In the morning the king is in great distress. He sends for Beowulf, who, after the purging of Heorot, had occupied a separate bower, like the king. Beowulf arrives, and hopes all is well. Hroðgar spake:—“Ask not of welfare; sorrow is renewed for the Danish folk! My trusty friend Æschere is dead; my comrade tried in battle when the tug was for life, when the fight was foot to foot and helmets kissed:—oh! Æschere was what a thane should be! The cruel hag has wreaked on him her vengeance. The country folk said there were two of them, one the semblance of a woman, the other the spectre of a man. Theirhaunt is in the remote land, in the crags of the wolf, the wind-beaten cliffs, and untrodden bogs, where the dismal stream plunges into the drear abyss of an awful lake, overhung with a dark and grisly wood rooted down to the water’s edge, where a lurid flame plays nightly on the surface of the flood—and there lives not the man who knows its depth! So dreadful is the place that the hunted stag, hard driven by the hounds, will rather die on the bank than find a shelter there. A place of terror! When the wind rises, the waves mingle hurly-burly with the clouds, the air is stifling and rumbles with thunder. To thee alone we look for relief; darest thou explore the monster’s lair, I will reward the adventure with ancient treasures, with coils of gold if thou return alive!”
Said Beowulf, the son of Ecgtheow:—“Sorrow not, experienced sire! Better avenge a friend than idly deplore him:—each must wait the end of life, and should work while he may to make him a name—the best thing after life! Bestir thee, guardian of the folk! let us be quick upon the track of Grendel’s housemate. I make thee a promise:—not highest cliff, not widest field, not darkest wood, nor deepest flood—go where he will—shall be his refuge! Bear up for one day, and may thy troubles end according to my wish!” The king mounts, and with his retinue conducts Beowulf to the charmed lake: the wildness of the way, and the strange nature of the scenes, are all in keeping. The armed followers sit them down in a place where they command a view of the dismal water. Monstrous creatures writhe about the crags; the men shoot some of them.
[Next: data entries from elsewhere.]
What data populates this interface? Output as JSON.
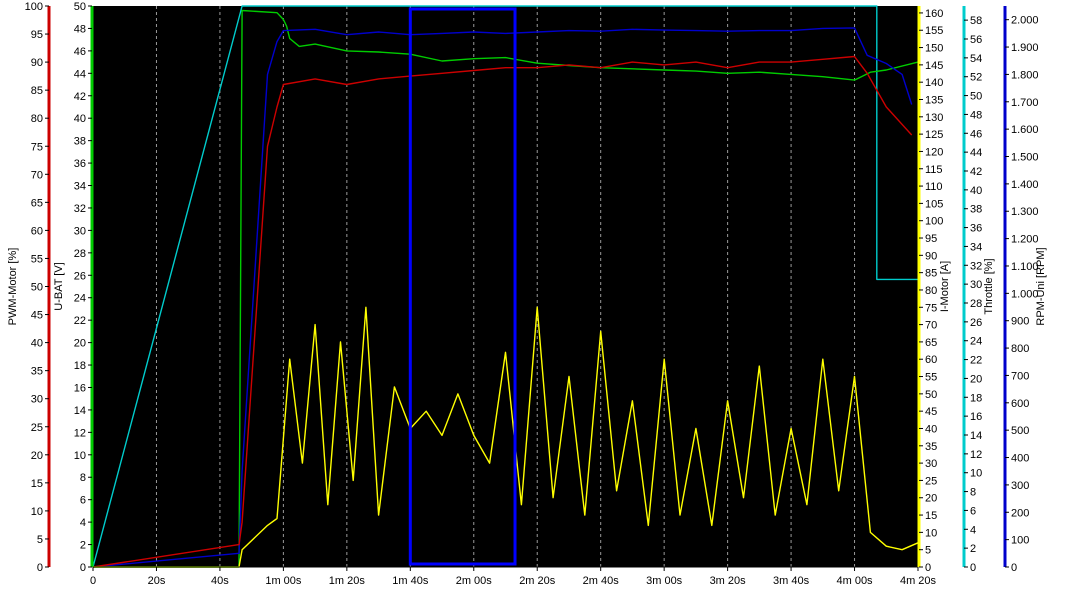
{
  "chart_data": {
    "type": "line",
    "background": "#000000",
    "grid": "vertical dashed",
    "x_axis": {
      "range_seconds": [
        0,
        260
      ],
      "tick_labels": [
        "0",
        "20s",
        "40s",
        "1m 00s",
        "1m 20s",
        "1m 40s",
        "2m 00s",
        "2m 20s",
        "2m 40s",
        "3m 00s",
        "3m 20s",
        "3m 40s",
        "4m 00s",
        "4m 20s"
      ]
    },
    "y_axes": [
      {
        "id": "pwm",
        "label": "PWM-Motor [%]",
        "color": "#cc0000",
        "side": "left",
        "range": [
          0,
          100
        ],
        "ticks": [
          "0",
          "5",
          "10",
          "15",
          "20",
          "25",
          "30",
          "35",
          "40",
          "45",
          "50",
          "55",
          "60",
          "65",
          "70",
          "75",
          "80",
          "85",
          "90",
          "95",
          "100"
        ]
      },
      {
        "id": "ubat",
        "label": "U-BAT [V]",
        "color": "#00cc00",
        "side": "left",
        "range": [
          0,
          50
        ],
        "ticks": [
          "0",
          "2",
          "4",
          "6",
          "8",
          "10",
          "12",
          "14",
          "16",
          "18",
          "20",
          "22",
          "24",
          "26",
          "28",
          "30",
          "32",
          "34",
          "36",
          "38",
          "40",
          "42",
          "44",
          "46",
          "48",
          "50"
        ]
      },
      {
        "id": "imotor",
        "label": "I-Motor [A]",
        "color": "#ffff00",
        "side": "right",
        "range": [
          0,
          162
        ],
        "ticks": [
          "0",
          "5",
          "10",
          "15",
          "20",
          "25",
          "30",
          "35",
          "40",
          "45",
          "50",
          "55",
          "60",
          "65",
          "70",
          "75",
          "80",
          "85",
          "90",
          "95",
          "100",
          "105",
          "110",
          "115",
          "120",
          "125",
          "130",
          "135",
          "140",
          "145",
          "150",
          "155",
          "160"
        ]
      },
      {
        "id": "throttle",
        "label": "Throttle [%]",
        "color": "#00cccc",
        "side": "right",
        "range": [
          0,
          59.5
        ],
        "ticks": [
          "0",
          "2",
          "4",
          "6",
          "8",
          "10",
          "12",
          "14",
          "16",
          "18",
          "20",
          "22",
          "24",
          "26",
          "28",
          "30",
          "32",
          "34",
          "36",
          "38",
          "40",
          "42",
          "44",
          "46",
          "48",
          "50",
          "52",
          "54",
          "56",
          "58"
        ]
      },
      {
        "id": "rpm",
        "label": "RPM-Uni [RPM]",
        "color": "#0000cc",
        "side": "right",
        "range": [
          0,
          2050
        ],
        "ticks": [
          "0",
          "100",
          "200",
          "300",
          "400",
          "500",
          "600",
          "700",
          "800",
          "900",
          "1.000",
          "1.100",
          "1.200",
          "1.300",
          "1.400",
          "1.500",
          "1.600",
          "1.700",
          "1.800",
          "1.900",
          "2.000"
        ]
      }
    ],
    "series": [
      {
        "axis": "throttle",
        "color": "#00cccc",
        "points": [
          [
            0,
            0
          ],
          [
            47,
            59.5
          ],
          [
            247,
            59.5
          ],
          [
            247,
            30.5
          ],
          [
            260,
            30.5
          ]
        ]
      },
      {
        "axis": "ubat",
        "color": "#00cc00",
        "points": [
          [
            0,
            0
          ],
          [
            46,
            0
          ],
          [
            47,
            49.6
          ],
          [
            58,
            49.4
          ],
          [
            60,
            48.8
          ],
          [
            61,
            48.2
          ],
          [
            62,
            47.1
          ],
          [
            65,
            46.4
          ],
          [
            70,
            46.6
          ],
          [
            80,
            46.0
          ],
          [
            90,
            45.9
          ],
          [
            100,
            45.7
          ],
          [
            110,
            45.1
          ],
          [
            120,
            45.3
          ],
          [
            130,
            45.4
          ],
          [
            140,
            44.9
          ],
          [
            150,
            44.7
          ],
          [
            160,
            44.5
          ],
          [
            170,
            44.4
          ],
          [
            180,
            44.3
          ],
          [
            190,
            44.2
          ],
          [
            200,
            44.0
          ],
          [
            210,
            44.1
          ],
          [
            220,
            43.9
          ],
          [
            230,
            43.7
          ],
          [
            240,
            43.4
          ],
          [
            245,
            44.1
          ],
          [
            250,
            44.3
          ],
          [
            260,
            45.0
          ]
        ]
      },
      {
        "axis": "rpm",
        "color": "#0000cc",
        "points": [
          [
            0,
            0
          ],
          [
            46,
            50
          ],
          [
            47,
            350
          ],
          [
            55,
            1800
          ],
          [
            58,
            1920
          ],
          [
            60,
            1960
          ],
          [
            70,
            1965
          ],
          [
            80,
            1945
          ],
          [
            90,
            1955
          ],
          [
            100,
            1945
          ],
          [
            110,
            1950
          ],
          [
            120,
            1955
          ],
          [
            130,
            1950
          ],
          [
            140,
            1955
          ],
          [
            150,
            1960
          ],
          [
            160,
            1958
          ],
          [
            170,
            1965
          ],
          [
            180,
            1962
          ],
          [
            190,
            1960
          ],
          [
            200,
            1958
          ],
          [
            210,
            1960
          ],
          [
            220,
            1960
          ],
          [
            230,
            1968
          ],
          [
            240,
            1970
          ],
          [
            244,
            1870
          ],
          [
            250,
            1840
          ],
          [
            255,
            1800
          ],
          [
            258,
            1690
          ]
        ]
      },
      {
        "axis": "pwm",
        "color": "#cc0000",
        "points": [
          [
            0,
            0
          ],
          [
            46,
            4
          ],
          [
            47,
            8
          ],
          [
            55,
            75
          ],
          [
            58,
            82
          ],
          [
            60,
            86
          ],
          [
            70,
            87
          ],
          [
            80,
            86
          ],
          [
            90,
            87
          ],
          [
            100,
            87.5
          ],
          [
            110,
            88
          ],
          [
            120,
            88.5
          ],
          [
            130,
            89
          ],
          [
            140,
            89
          ],
          [
            150,
            89.5
          ],
          [
            160,
            89
          ],
          [
            170,
            90
          ],
          [
            180,
            89.5
          ],
          [
            190,
            90
          ],
          [
            200,
            89
          ],
          [
            210,
            90
          ],
          [
            220,
            90
          ],
          [
            230,
            90.5
          ],
          [
            240,
            91
          ],
          [
            244,
            88
          ],
          [
            250,
            82
          ],
          [
            258,
            77
          ]
        ]
      },
      {
        "axis": "imotor",
        "color": "#ffff00",
        "points": [
          [
            0,
            0
          ],
          [
            46,
            0
          ],
          [
            47,
            5
          ],
          [
            55,
            12
          ],
          [
            58,
            14
          ],
          [
            62,
            60
          ],
          [
            66,
            30
          ],
          [
            70,
            70
          ],
          [
            74,
            18
          ],
          [
            78,
            65
          ],
          [
            82,
            25
          ],
          [
            86,
            75
          ],
          [
            90,
            15
          ],
          [
            95,
            52
          ],
          [
            100,
            40
          ],
          [
            105,
            45
          ],
          [
            110,
            38
          ],
          [
            115,
            50
          ],
          [
            120,
            38
          ],
          [
            125,
            30
          ],
          [
            130,
            62
          ],
          [
            135,
            18
          ],
          [
            140,
            75
          ],
          [
            145,
            20
          ],
          [
            150,
            55
          ],
          [
            155,
            15
          ],
          [
            160,
            68
          ],
          [
            165,
            22
          ],
          [
            170,
            48
          ],
          [
            175,
            12
          ],
          [
            180,
            60
          ],
          [
            185,
            15
          ],
          [
            190,
            40
          ],
          [
            195,
            12
          ],
          [
            200,
            48
          ],
          [
            205,
            20
          ],
          [
            210,
            58
          ],
          [
            215,
            15
          ],
          [
            220,
            40
          ],
          [
            225,
            18
          ],
          [
            230,
            60
          ],
          [
            235,
            22
          ],
          [
            240,
            55
          ],
          [
            245,
            10
          ],
          [
            250,
            6
          ],
          [
            255,
            5
          ],
          [
            260,
            7
          ]
        ]
      }
    ],
    "selection": {
      "x_range_seconds": [
        100,
        133
      ],
      "color": "#0000ff"
    }
  }
}
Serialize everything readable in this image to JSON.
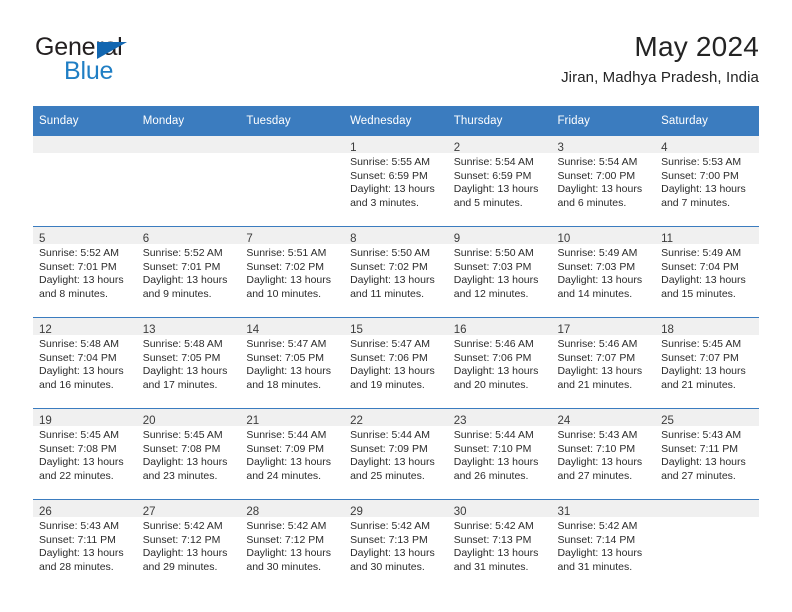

Beowulf equips for his adventure. His sword was the famous Hrunting, lent to him by Hunferth, the boastful orator, he who had gibed at Beowulf on the day of his arrival. It was a sword of high repute; a hoarded treasure; its edge was iron; it was damascened with device of coiled twigs; it had never failed in fight the hand that dared to wield it. Now Beowulf spoke, ready for action: “Remember, noble Hroðgar, how thou and I talked together, that if I lost life in thy service thou wouldest be as a father to me departed:—protect my comrades if I am taken; and the gifts thou gavest me, beloved Hroðgar, send home to Higelac. When he looks on the treasures he will know that I found a bounteous master, and enjoyed life while it lasted. And let Hunferð have his old sword again: I will conquer fame with Hrunting, or die fighting.” Act followed word: he was gone, and the wave had covered him. He was most of the day before he reached the depths of the abyss. While yet on the downward way, he was met by the old water-wolf that had dwelt there a hundred years, who had perceived the approach of a human visitor. She clutched him and bore him off, till he found himself with his enemy in a vast chamber which excluded the water and was lighted by some strange fire-glow. At once the fight began, and Hrunting rang about the demon’s head; but against such a being the sword was useless, the edge turned that never had failed before: he flung it from him and trusted to strength of arm. In his rage he charged so deadly that he felled the monster to the ground; but she recovered and Beowulf fell. Andnow the furious wight thought to revenge Grendel; she plunged her knife at Beowulf’s breast, and his life had ended there but for the good service of his ringed mail-serk. Protected by this armour, and helped by Him who giveth victory, he passed the perilous moment, and was on his feet again. And now he espied among the armour in that place an old elfin sword, such as no other man might carry; this he seized, and with the force of despair he so smote that the fell hag lay dead:—the sword was gory, and the boy was fain of his work. With rage unsated, he ranged through the place till he came to where Grendel lay lifeless: he smote the head from the hateful carcase.
To Hroðgar’s men watching on the height the lake appeared as if mingled with blood, and this seemed to confirm their fears. The day was waning: the old men about Hroðgar took counsel, and, concluding they should see Beowulf no more, they moved homeward. But Beowulf’s followers, though sick at heart and with little hope, yet sate on in spite of dejection.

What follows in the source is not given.